FPUMark
The next test was FPUMark 99. The results of this one sure caused a stir! The prior AMD CPUs had adequate floating point capabilities, but Intel clearly had the advantage in this arena. The problem as it related to gamers is the heavy reliance that some games (3D) have on floating point processes. This problem was partially alleviated by 3DNow! implementation, but for the most part, the majority of us were waiting anxiously for the next AMD CPU and an improved floating point. In the test that we took, however, the K7 scored 1590. The PIII 500 got a whole 2550! Why was that?
Revised Floating Point
The K7's floating point, on paper, is nothing to scoff at. It has 3 fully pipelined FPUs, one for the addition, one for multiplication, and the last for FSTORE operations. The PIIs/PIIIs have 2 FPUs, one of which is fully pipelined. There are several good suggestions that we received on this, which we tend to agree with:
"Because the FPU is pipelined so radically different than the P2/IIIs I wouldn't be surprised if it is severely handicapped while running code generally optimized for the P2 core. While the K6 core didn't suffer all that badly when running FP code meant for the P2 I think you'll find that due to the heavy rearchitecting of the K7's FPU that it will have a tough time running code that has been hand optimized for the P2 core (which Quake 2 is)."

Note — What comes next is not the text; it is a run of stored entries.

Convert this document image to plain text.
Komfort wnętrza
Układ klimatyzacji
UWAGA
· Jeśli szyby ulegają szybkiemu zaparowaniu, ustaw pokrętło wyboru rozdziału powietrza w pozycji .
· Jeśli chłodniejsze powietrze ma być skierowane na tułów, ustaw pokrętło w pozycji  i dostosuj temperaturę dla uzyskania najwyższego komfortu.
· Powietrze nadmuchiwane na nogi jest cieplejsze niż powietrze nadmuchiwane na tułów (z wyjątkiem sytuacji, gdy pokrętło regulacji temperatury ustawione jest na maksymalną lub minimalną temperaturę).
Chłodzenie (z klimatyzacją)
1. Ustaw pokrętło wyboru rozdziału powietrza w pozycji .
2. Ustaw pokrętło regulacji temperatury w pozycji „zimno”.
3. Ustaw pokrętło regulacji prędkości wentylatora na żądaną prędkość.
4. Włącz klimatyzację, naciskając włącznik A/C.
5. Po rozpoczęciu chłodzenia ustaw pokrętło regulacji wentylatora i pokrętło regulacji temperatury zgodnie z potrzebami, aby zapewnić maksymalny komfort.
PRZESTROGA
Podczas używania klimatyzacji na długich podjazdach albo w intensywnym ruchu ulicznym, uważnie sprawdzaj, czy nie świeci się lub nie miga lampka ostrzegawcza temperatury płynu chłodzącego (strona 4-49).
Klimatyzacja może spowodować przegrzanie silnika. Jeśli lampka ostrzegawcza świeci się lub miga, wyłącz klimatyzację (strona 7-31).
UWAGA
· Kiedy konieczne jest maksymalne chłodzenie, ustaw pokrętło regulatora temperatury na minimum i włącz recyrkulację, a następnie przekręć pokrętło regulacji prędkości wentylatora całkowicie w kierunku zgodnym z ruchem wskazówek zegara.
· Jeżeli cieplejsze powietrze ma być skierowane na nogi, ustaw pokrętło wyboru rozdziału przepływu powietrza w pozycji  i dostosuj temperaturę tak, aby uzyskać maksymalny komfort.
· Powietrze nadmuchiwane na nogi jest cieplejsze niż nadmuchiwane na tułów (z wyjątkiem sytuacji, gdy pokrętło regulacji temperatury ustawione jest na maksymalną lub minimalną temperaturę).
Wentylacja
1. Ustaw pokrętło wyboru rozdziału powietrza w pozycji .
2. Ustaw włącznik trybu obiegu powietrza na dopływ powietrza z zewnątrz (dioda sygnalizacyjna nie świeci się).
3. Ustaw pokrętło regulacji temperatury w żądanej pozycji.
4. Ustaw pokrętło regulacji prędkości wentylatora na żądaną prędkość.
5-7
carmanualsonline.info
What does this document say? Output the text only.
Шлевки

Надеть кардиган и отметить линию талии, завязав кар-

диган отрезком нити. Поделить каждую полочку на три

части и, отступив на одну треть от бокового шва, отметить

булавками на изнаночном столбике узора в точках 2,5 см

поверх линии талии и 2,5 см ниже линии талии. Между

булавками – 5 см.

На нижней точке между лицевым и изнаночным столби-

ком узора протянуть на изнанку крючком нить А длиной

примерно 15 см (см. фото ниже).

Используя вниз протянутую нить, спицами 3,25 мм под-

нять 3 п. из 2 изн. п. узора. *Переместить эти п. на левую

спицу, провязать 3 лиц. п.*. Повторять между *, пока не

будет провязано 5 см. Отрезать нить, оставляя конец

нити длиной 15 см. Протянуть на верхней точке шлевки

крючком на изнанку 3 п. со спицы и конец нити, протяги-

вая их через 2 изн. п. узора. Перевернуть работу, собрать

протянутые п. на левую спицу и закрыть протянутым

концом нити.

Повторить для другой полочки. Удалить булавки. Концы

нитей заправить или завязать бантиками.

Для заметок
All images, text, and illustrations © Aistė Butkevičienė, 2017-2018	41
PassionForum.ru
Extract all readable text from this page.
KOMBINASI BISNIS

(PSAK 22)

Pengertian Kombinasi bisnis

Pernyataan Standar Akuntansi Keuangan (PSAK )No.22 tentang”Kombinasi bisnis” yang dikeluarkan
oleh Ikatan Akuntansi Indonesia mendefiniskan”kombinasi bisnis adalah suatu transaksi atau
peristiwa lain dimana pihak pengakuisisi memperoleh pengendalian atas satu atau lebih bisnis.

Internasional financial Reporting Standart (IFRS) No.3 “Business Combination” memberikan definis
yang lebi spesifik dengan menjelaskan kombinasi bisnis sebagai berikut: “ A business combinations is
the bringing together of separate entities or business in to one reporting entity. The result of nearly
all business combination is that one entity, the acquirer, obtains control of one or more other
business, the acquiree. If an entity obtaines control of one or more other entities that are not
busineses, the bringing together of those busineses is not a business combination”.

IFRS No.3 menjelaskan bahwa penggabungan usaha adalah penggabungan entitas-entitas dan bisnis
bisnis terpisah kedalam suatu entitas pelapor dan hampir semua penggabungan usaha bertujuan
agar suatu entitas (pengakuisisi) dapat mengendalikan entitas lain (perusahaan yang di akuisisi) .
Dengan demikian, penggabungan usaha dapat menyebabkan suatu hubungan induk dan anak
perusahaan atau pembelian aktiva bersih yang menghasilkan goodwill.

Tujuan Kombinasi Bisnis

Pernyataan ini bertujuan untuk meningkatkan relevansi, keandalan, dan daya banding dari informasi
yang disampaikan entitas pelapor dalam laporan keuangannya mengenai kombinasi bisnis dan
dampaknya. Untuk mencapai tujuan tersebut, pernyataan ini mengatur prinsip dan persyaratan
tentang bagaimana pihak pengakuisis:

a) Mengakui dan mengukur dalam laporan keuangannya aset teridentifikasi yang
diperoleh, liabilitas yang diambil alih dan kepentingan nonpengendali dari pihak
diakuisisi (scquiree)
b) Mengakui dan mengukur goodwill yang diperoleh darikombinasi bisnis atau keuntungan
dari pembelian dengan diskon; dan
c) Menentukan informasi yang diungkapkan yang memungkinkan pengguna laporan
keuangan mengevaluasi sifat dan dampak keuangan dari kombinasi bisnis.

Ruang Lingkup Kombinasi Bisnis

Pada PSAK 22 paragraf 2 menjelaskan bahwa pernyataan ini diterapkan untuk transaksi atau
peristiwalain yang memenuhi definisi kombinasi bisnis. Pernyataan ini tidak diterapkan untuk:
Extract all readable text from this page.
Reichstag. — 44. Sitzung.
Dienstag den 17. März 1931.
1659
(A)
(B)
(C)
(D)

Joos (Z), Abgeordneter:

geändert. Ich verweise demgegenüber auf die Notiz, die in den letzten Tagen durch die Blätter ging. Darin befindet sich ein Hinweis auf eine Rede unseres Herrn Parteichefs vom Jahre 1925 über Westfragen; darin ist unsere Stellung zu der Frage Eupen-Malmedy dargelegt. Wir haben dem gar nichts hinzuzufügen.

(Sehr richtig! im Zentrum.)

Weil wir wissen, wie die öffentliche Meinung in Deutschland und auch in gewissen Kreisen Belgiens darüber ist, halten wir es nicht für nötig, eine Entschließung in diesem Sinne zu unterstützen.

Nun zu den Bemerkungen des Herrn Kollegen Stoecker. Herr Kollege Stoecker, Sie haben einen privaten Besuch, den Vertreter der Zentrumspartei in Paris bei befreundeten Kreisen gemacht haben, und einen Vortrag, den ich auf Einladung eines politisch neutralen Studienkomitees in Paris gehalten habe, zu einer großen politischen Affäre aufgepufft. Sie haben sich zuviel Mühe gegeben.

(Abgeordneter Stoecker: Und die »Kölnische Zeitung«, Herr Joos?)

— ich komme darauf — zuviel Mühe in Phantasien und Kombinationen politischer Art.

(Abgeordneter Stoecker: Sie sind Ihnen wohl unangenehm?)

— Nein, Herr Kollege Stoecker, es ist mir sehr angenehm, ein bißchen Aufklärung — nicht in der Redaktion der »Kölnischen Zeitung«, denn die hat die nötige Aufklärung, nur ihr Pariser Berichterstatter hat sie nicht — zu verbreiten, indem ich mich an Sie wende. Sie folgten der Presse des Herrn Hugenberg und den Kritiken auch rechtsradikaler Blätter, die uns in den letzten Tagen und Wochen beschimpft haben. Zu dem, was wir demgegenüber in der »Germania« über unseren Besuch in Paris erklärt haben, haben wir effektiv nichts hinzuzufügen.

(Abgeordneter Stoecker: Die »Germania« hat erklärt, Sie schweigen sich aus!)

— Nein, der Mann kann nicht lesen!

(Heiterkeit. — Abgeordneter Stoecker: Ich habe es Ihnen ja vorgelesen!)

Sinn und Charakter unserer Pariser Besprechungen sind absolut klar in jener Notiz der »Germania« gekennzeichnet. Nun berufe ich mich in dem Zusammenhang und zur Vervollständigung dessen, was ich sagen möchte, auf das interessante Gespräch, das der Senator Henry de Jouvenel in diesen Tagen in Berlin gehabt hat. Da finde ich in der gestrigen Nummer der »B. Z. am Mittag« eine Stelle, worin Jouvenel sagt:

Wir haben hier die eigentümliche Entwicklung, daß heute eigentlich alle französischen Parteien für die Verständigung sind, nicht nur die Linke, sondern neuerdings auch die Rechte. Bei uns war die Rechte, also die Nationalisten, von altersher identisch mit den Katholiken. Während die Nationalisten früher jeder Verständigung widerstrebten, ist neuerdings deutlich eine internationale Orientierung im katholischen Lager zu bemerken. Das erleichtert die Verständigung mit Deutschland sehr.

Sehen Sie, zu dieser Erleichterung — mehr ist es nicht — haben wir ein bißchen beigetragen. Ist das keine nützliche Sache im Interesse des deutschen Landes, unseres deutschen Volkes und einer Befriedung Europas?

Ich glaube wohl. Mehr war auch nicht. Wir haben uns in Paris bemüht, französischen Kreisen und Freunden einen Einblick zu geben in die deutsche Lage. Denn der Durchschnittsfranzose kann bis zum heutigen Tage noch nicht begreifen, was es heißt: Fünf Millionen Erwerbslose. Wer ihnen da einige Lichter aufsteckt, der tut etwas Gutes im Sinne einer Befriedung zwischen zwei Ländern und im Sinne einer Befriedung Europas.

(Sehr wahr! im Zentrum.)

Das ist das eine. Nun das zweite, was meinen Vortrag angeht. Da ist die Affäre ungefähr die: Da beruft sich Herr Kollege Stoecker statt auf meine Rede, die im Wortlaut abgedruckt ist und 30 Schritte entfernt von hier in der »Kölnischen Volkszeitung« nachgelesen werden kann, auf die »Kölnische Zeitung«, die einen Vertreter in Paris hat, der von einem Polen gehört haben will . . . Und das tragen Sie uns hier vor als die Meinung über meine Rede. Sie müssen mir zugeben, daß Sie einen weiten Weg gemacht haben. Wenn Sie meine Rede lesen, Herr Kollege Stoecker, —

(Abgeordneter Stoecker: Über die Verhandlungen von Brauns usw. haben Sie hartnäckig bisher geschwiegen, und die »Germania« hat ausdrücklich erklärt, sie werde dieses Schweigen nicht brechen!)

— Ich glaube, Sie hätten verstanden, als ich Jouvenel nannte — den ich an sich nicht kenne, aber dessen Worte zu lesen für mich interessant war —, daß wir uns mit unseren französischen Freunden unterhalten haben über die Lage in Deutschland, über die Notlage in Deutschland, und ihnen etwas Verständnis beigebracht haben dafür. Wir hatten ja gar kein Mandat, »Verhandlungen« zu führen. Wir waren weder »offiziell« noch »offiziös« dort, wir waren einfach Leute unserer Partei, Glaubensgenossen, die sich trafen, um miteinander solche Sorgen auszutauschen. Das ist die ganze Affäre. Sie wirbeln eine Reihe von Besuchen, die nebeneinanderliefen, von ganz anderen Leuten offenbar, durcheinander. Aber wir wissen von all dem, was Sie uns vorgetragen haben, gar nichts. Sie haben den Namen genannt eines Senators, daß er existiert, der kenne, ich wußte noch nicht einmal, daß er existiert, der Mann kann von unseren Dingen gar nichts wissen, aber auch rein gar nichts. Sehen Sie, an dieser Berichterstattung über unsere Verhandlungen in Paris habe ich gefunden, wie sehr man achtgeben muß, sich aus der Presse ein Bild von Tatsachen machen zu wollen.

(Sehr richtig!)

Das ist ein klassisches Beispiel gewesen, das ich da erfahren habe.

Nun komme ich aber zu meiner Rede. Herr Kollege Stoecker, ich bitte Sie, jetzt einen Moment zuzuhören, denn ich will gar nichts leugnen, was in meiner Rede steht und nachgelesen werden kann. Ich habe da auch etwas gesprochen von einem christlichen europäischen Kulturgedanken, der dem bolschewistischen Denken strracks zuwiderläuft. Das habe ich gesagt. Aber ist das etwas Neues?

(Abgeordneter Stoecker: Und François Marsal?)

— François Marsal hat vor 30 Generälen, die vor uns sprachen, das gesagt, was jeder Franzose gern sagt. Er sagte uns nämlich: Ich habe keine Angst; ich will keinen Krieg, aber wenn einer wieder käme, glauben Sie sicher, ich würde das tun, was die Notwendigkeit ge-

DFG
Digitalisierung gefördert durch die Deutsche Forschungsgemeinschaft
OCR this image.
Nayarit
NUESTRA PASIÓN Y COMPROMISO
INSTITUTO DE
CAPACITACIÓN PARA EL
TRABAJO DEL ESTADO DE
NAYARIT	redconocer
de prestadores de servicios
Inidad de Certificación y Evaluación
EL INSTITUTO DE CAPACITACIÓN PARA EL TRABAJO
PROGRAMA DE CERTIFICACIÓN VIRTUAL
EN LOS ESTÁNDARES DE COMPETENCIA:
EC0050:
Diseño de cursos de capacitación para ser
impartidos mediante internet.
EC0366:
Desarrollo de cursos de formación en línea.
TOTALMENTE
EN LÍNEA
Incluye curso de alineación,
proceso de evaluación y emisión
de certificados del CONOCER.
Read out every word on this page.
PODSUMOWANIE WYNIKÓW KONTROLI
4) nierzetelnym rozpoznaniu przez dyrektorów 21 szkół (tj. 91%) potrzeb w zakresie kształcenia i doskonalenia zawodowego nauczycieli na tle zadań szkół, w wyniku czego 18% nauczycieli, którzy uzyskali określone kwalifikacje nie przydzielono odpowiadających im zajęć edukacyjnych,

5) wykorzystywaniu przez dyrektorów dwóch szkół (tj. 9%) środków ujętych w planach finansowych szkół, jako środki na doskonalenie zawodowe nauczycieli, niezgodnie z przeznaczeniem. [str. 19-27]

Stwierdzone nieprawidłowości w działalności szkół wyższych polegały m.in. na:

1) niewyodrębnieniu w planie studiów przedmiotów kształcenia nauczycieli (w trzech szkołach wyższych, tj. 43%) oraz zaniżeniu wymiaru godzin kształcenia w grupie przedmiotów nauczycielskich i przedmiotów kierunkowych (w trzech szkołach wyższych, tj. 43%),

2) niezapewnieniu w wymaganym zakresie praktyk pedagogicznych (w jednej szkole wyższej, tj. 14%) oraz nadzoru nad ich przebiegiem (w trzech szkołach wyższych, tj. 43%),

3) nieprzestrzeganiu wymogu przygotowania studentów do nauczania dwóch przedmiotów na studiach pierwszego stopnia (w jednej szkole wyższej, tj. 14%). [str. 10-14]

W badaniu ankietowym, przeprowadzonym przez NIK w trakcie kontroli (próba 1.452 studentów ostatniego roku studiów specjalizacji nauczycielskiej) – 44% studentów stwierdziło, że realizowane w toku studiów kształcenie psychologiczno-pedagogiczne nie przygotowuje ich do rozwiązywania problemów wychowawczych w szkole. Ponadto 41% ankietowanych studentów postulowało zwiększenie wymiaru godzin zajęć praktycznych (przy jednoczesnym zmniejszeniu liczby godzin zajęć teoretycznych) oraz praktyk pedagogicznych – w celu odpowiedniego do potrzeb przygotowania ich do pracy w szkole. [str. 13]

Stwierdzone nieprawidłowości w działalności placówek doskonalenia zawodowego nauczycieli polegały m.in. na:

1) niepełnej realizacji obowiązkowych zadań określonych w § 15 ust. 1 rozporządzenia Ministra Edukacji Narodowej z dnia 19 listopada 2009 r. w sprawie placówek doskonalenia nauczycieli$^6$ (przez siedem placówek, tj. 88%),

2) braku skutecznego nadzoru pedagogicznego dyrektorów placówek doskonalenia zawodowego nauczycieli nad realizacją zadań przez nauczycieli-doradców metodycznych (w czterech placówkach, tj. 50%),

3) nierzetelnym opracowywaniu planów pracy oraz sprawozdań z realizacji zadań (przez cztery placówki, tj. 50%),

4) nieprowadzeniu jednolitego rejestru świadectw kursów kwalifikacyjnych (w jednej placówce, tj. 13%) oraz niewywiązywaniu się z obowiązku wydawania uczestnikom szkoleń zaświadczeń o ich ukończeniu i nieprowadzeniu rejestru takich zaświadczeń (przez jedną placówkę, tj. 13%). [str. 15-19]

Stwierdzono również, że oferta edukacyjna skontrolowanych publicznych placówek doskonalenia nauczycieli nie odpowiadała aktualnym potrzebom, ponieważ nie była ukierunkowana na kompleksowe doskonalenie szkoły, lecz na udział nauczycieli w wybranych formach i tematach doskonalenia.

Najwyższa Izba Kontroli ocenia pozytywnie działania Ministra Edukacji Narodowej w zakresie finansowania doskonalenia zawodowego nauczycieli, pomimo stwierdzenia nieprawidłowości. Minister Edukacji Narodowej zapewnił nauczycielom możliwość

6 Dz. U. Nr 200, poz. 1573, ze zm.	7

Well put! The K7 is a significantly different architecture than the previous AMD chips as well as Intel ones. As Intel has been the dominant force in the market, we see that most if not all consumer applications are written as Intel-optimized. Another reader, elaborates a bit:
"The P6, as was explained in the article, has only 2 FPU units, of which only one is fully pipelined. A compiler will only create machinecode to look for two of these units, since no processors (x86) exist with more. So why waste cycles looking for extra ones?"
Catalyst for change
This point elaborates on the argument that until there is optimized code to take advantage of the K7's architecture, we may not see the high results that we should be seeing. This applies especially to the redesigned floating point configuration of the K7. Finally, a great point made by another reader regarding "revolutionary" CPU architectures:
"If Merced existed today, you can be certain that existing benchmarks would show little if any improvement, simply because the object code spit out by today's compiler doesn't know how to take advantage of Merced's advanced architecture."